New Class – Jane Austen Book Club
A new class is now being offered by Jude Seaboyer for literary enthusiasts who want to dig deep into the writings and emotion of one of the most loved authors of our time, Jane Austen.
Course code: 22BKG306 | Start Date: 9 August 2022 | Private Residence
Critic Claudia Johnson succinctly sums up Jane Austen as “a simple-seeming but profoundly difficult, superbly self-conscious writer.” As we read Austen together, members of this U3A reading group will explore the pleasurable complexity of her six completed novels as we consider her status as the most loved English novelist.
Austen is still central to university literary research and curricula but increasing numbers of readers are as likely to have come to Austen from screen adaptations as from formal study.

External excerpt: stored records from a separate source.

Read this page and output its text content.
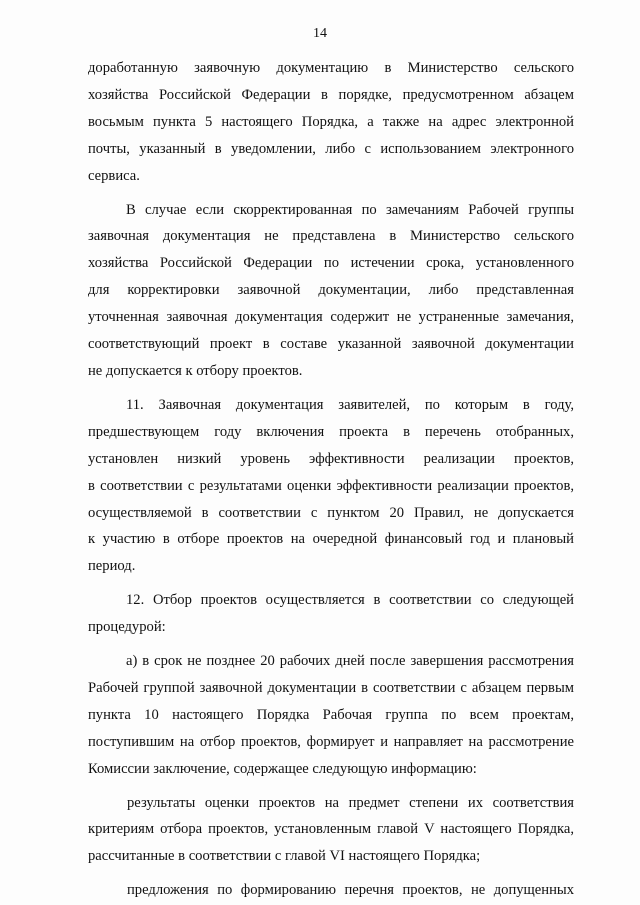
14
доработанную заявочную документацию в Министерство сельского
хозяйства Российской Федерации в порядке, предусмотренном абзацем
восьмым пункта 5 настоящего Порядка, а также на адрес электронной
почты, указанный в уведомлении, либо с использованием электронного
сервиса.
В случае если скорректированная по замечаниям Рабочей группы
заявочная документация не представлена в Министерство сельского
хозяйства Российской Федерации по истечении срока, установленного
для корректировки заявочной документации, либо представленная
уточненная заявочная документация содержит не устраненные замечания,
соответствующий проект в составе указанной заявочной документации
не допускается к отбору проектов.
11. Заявочная документация заявителей, по которым в году,
предшествующем году включения проекта в перечень отобранных,
установлен низкий уровень эффективности реализации проектов,
в соответствии с результатами оценки эффективности реализации проектов,
осуществляемой в соответствии с пунктом 20 Правил, не допускается
к участию в отборе проектов на очередной финансовый год и плановый
период.
12. Отбор проектов осуществляется в соответствии со следующей
процедурой:
а) в срок не позднее 20 рабочих дней после завершения рассмотрения
Рабочей группой заявочной документации в соответствии с абзацем первым
пункта 10 настоящего Порядка Рабочая группа по всем проектам,
поступившим на отбор проектов, формирует и направляет на рассмотрение
Комиссии заключение, содержащее следующую информацию:
результаты оценки проектов на предмет степени их соответствия
критериям отбора проектов, установленным главой V настоящего Порядка,
рассчитанные в соответствии с главой VI настоящего Порядка;
предложения по формированию перечня проектов, не допущенных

The Jane Austen individual contemporary readers engage covers the spectrum from ‘simple-seeming’ to ‘profoundly difficult’.

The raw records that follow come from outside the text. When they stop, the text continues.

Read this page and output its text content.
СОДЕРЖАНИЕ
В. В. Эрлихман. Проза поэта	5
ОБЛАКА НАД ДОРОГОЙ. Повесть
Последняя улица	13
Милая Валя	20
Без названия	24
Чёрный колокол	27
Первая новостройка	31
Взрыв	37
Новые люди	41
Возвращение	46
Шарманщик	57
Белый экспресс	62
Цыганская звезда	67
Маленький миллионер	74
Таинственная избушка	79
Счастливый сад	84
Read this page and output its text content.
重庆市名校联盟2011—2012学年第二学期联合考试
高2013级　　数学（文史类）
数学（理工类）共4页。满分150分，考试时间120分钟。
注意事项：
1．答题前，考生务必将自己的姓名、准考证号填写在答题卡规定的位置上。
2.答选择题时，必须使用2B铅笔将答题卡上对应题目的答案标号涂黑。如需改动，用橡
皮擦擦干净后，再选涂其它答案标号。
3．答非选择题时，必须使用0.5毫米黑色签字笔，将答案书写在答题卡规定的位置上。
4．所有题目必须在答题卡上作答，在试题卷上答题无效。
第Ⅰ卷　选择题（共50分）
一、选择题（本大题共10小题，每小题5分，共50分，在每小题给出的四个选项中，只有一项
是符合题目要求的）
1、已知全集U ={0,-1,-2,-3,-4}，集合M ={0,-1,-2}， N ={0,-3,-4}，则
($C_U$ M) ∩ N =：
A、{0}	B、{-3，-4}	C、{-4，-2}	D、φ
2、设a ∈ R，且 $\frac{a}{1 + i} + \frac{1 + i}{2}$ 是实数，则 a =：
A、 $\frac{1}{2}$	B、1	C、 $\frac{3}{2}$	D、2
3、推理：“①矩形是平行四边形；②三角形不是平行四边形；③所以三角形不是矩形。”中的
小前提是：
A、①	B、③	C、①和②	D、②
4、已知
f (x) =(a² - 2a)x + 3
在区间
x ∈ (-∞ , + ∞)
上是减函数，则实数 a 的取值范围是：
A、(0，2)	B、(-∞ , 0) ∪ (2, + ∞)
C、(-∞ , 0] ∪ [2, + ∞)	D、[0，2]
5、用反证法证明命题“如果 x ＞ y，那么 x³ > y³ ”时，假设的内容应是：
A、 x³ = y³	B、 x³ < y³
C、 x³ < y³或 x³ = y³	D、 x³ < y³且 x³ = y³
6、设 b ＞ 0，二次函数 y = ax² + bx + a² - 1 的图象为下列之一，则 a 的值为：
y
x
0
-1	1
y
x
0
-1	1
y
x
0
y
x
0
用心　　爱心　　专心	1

Members of this group will be invited to delight in Austen’s wit and wisdom but at the heart of our work will be the discovery of the difficult novelist through the process that is deep reading. In other words, we will assume from the outset there is more to Pride and Prejudice than the twists of the marriage plot and the tricky politics of country dancing.

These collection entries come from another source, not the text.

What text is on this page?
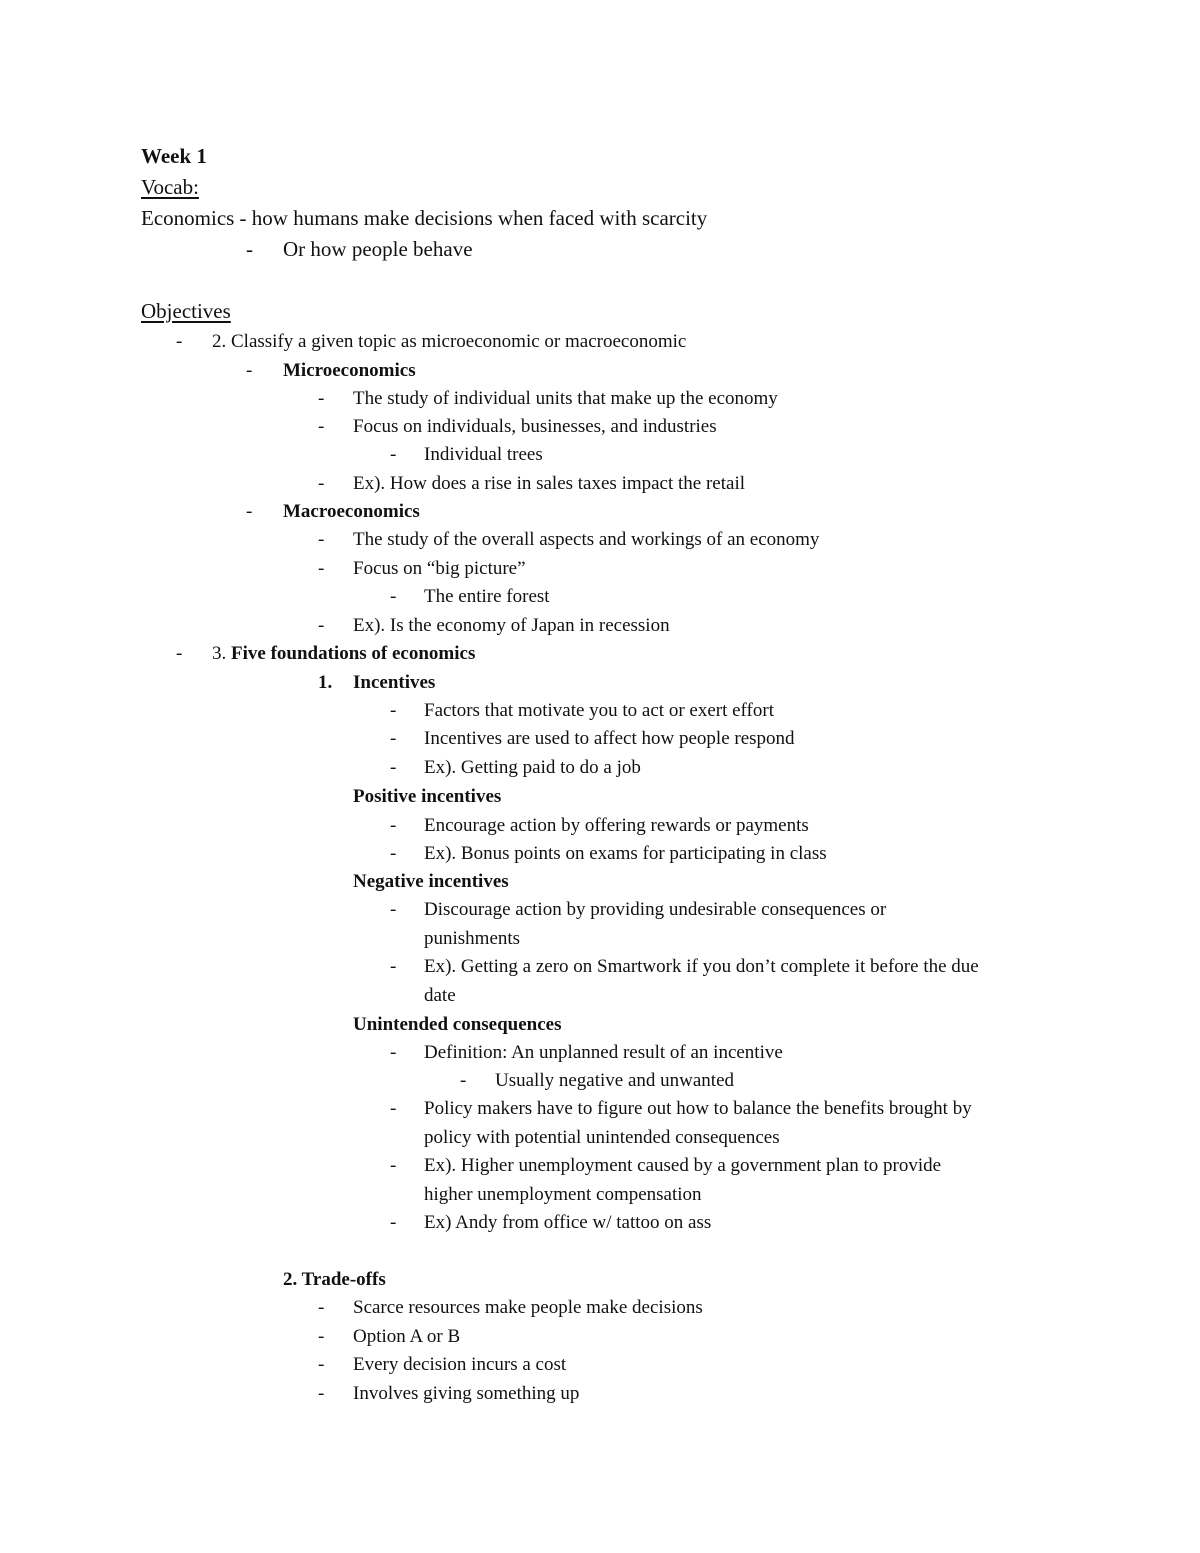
Week 1
Vocab:
Economics - how humans make decisions when faced with scarcity
- Or how people behave
Objectives
- 2. Classify a given topic as microeconomic or macroeconomic
- Microeconomics
- The study of individual units that make up the economy
- Focus on individuals, businesses, and industries
- Individual trees
- Ex). How does a rise in sales taxes impact the retail
- Macroeconomics
- The study of the overall aspects and workings of an economy
- Focus on “big picture”
- The entire forest
- Ex). Is the economy of Japan in recession
- 3. Five foundations of economics
1. Incentives
- Factors that motivate you to act or exert effort
- Incentives are used to affect how people respond
- Ex). Getting paid to do a job
Positive incentives
- Encourage action by offering rewards or payments
- Ex). Bonus points on exams for participating in class
Negative incentives
- Discourage action by providing undesirable consequences or
punishments
- Ex). Getting a zero on Smartwork if you don’t complete it before the due
date
Unintended consequences
- Definition: An unplanned result of an incentive
- Usually negative and unwanted
- Policy makers have to figure out how to balance the benefits brought by
policy with potential unintended consequences
- Ex). Higher unemployment caused by a government plan to provide
higher unemployment compensation
- Ex) Andy from office w/ tattoo on ass
2. Trade-offs
- Scarce resources make people make decisions
- Option A or B
- Every decision incurs a cost
- Involves giving something up
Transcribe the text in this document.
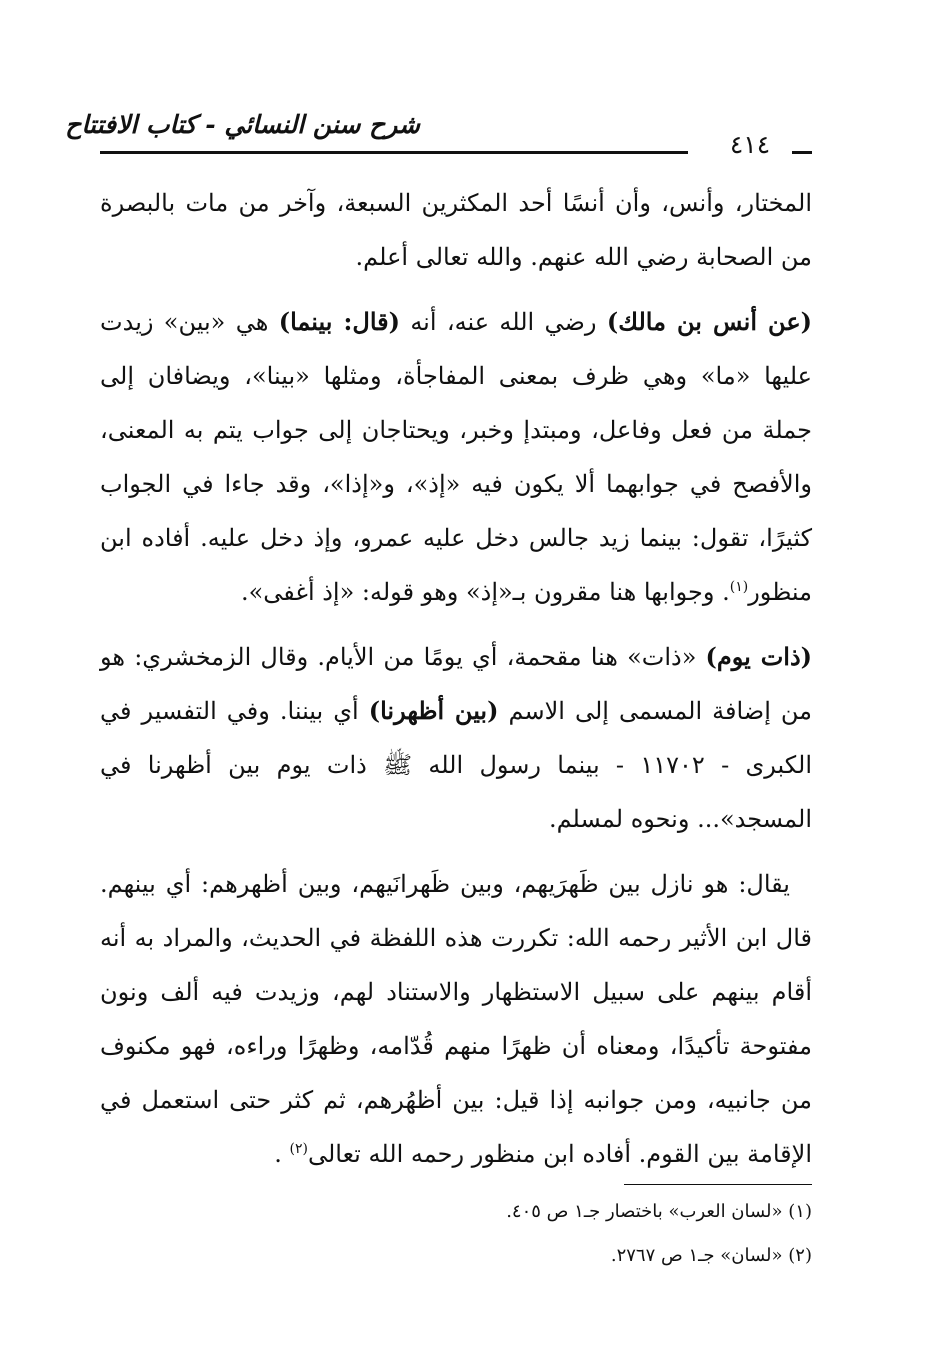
شرح سنن النسائي - كتاب الافتتاح
٤١٤

المختار، وأنس، وأن أنسًا أحد المكثرين السبعة، وآخر من مات بالبصرة من الصحابة رضي الله عنهم. والله تعالى أعلم.

(عن أنس بن مالك) رضي الله عنه، أنه (قال: بينما) هي «بين» زيدت عليها «ما» وهي ظرف بمعنى المفاجأة، ومثلها «بينا»، ويضافان إلى جملة من فعل وفاعل، ومبتدإ وخبر، ويحتاجان إلى جواب يتم به المعنى، والأفصح في جوابهما ألا يكون فيه «إذ»، و«إذا»، وقد جاءا في الجواب كثيرًا، تقول: بينما زيد جالس دخل عليه عمرو، وإذ دخل عليه. أفاده ابن منظور$^{(١)}$. وجوابها هنا مقرون بـ«إذ» وهو قوله: «إذ أغفى».

(ذات يوم) «ذات» هنا مقحمة، أي يومًا من الأيام. وقال الزمخشري: هو من إضافة المسمى إلى الاسم (بين أظهرنا) أي بيننا. وفي التفسير في الكبرى - ١١٧٠٢ - بينما رسول الله ﷺ ذات يوم بين أظهرنا في المسجد»... ونحوه لمسلم.

يقال: هو نازل بين ظَهرَيهم، وبين ظَهرانَيهم، وبين أظهرهم: أي بينهم. قال ابن الأثير رحمه الله: تكررت هذه اللفظة في الحديث، والمراد به أنه أقام بينهم على سبيل الاستظهار والاستناد لهم، وزيدت فيه ألف ونون مفتوحة تأكيدًا، ومعناه أن ظهرًا منهم قُدّامه، وظهرًا وراءه، فهو مكنوف من جانبيه، ومن جوانبه إذا قيل: بين أظهُرهم، ثم كثر حتى استعمل في الإقامة بين القوم. أفاده ابن منظور رحمه الله تعالى$^{(٢)}$ .

(١) «لسان العرب» باختصار جـ١ ص ٤٠٥.
(٢) «لسان» جـ١ ص ٢٧٦٧.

We will come to each text taking care to read what’s there on the page rather than what we know from our immersion in the Austen industry, and we will take into account the novels’ socio-political contexts. What effects can we trace of the Industrial Revolution or the Napoleonic Wars or Britain’s involvement in the triangular slave trade or education for girls? In other words, together we will trace the socio-political thread that runs through her romantic comedies and gives them at once their extraordinary power over us and the power they share with us as readers of her world and of our own.
By the time we reach the end of Persuasion, her sixth and posthumous novel, we may better understand why Austen continues to matter more than two centuries after her death.
Texts: Any editions of Northanger Abbey, Sense and Sensibility, Pride and Prejudice, Mansfield Park, Emma and Persuasion.